Sehr hoch. Während die Kleinen das Buch natürlich in ihrer eigenen Erlebniswelt aufnehmen und sich mit den sehr liebevoll gezeichneten Charakteren wie Murmeltier, Hase oder Huhn auseinander setzen, finden Erwachsene viele Details, die in die Illustrationen eingearbeitet sind. Da hängt dann beispielsweise kein Hirschgeweih an der Wand sondern der Kopf des Jägers. Und die Message – keine Macht den Vorurteilen – ist sowieso unabhängig vom Alter.
Meine Lieblingsfigur:
Ganz klar: Der Party-Hase.

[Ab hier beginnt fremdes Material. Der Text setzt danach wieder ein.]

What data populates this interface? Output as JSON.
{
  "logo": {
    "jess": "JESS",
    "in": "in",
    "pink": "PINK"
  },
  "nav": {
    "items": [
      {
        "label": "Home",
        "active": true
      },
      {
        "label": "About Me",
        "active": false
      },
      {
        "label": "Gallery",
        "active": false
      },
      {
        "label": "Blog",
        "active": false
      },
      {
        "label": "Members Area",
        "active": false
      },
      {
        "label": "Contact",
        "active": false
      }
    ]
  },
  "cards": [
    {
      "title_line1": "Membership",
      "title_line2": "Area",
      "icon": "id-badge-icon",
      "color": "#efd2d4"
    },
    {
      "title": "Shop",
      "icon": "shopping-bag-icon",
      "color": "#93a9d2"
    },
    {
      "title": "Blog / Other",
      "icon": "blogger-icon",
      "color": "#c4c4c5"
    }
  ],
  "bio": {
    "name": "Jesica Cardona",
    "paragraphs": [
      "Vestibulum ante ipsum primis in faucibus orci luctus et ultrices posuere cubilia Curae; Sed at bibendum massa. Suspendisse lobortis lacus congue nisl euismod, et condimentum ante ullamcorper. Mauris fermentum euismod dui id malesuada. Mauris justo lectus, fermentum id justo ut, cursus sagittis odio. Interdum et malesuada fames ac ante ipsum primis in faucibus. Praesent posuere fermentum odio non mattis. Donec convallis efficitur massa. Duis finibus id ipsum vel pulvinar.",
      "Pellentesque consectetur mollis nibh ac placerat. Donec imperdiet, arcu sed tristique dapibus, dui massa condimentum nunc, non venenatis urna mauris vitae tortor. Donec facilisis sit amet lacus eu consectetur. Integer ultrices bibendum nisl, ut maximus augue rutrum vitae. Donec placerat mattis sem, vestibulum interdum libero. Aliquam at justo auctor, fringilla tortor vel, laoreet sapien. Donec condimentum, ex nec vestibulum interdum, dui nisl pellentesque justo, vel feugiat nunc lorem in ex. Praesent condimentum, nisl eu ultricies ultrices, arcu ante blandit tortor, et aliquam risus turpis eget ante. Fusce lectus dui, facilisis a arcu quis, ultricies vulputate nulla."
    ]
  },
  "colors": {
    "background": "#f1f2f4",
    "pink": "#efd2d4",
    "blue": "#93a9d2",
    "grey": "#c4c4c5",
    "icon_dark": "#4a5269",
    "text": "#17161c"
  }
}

Der ist der Star der Geschichte! Und einmal mehr sieht man: Leute mit Spaß am Leben haben mehr davon. Und können den Miesepetern und Zauderern immer wieder vormachen, wie es geht. Genau so nämlich wie hier: Party on!
Warum empfehlenswert?
Weil das Buch eine tolle Mischung aus einer Geschichte mit Tiefgang und überaus witzigen Illustrationen bietet. Für meine „Bergziegen“-Familie ist es nochmal toller, denn Tiere wie Gams und Murmeltier sind gerade ohnehin die absoluten Lieblinge der kleinen Madame, und der Schauplatz in den Bergen passt also perfekt. Schön ist vor allem, dass das Ganze mit einem Augenzwinkern und ohne den erhobenen Zeigefinger erzählt wird, den wir zu gut aus anderen Geschichten kennen (ich sag nur: Leo Lausemaus *urgghhhh*). Am Ende denkt man sich: Oh, das war jetzt aber schön. Und fängt freiwillig an, gleich nochmal von vorne zu lesen.
Im Übrigen finde ich, dieses Buch sollte mal kostenlos auf Pegida-Veranstaltungen verteilt werden. Denn was Kinder sofort verstehen, muss man Erwachsenen ja leider manchmal erst mühsam beibringen. Und allzu oft fruchtet es nie. Vielleicht hülfe ja ein Kinderbuch. Wer weiß.
In diesem Sinne: Seid mehr Party-Hase!
SaBine Büchner, Charlotte Habersack: Der schaurige Schusch. Ravensburger Buchverlag, 2016.
Vielen Dank an Ravensburger für das kostenlose Exemplar! Es war eines der Mitgebsel im Rahmen unseres Blogger-Events der Münchner Mom Blogger vor knapp zwei Wochen im Kinderkunsthaus Schwabing.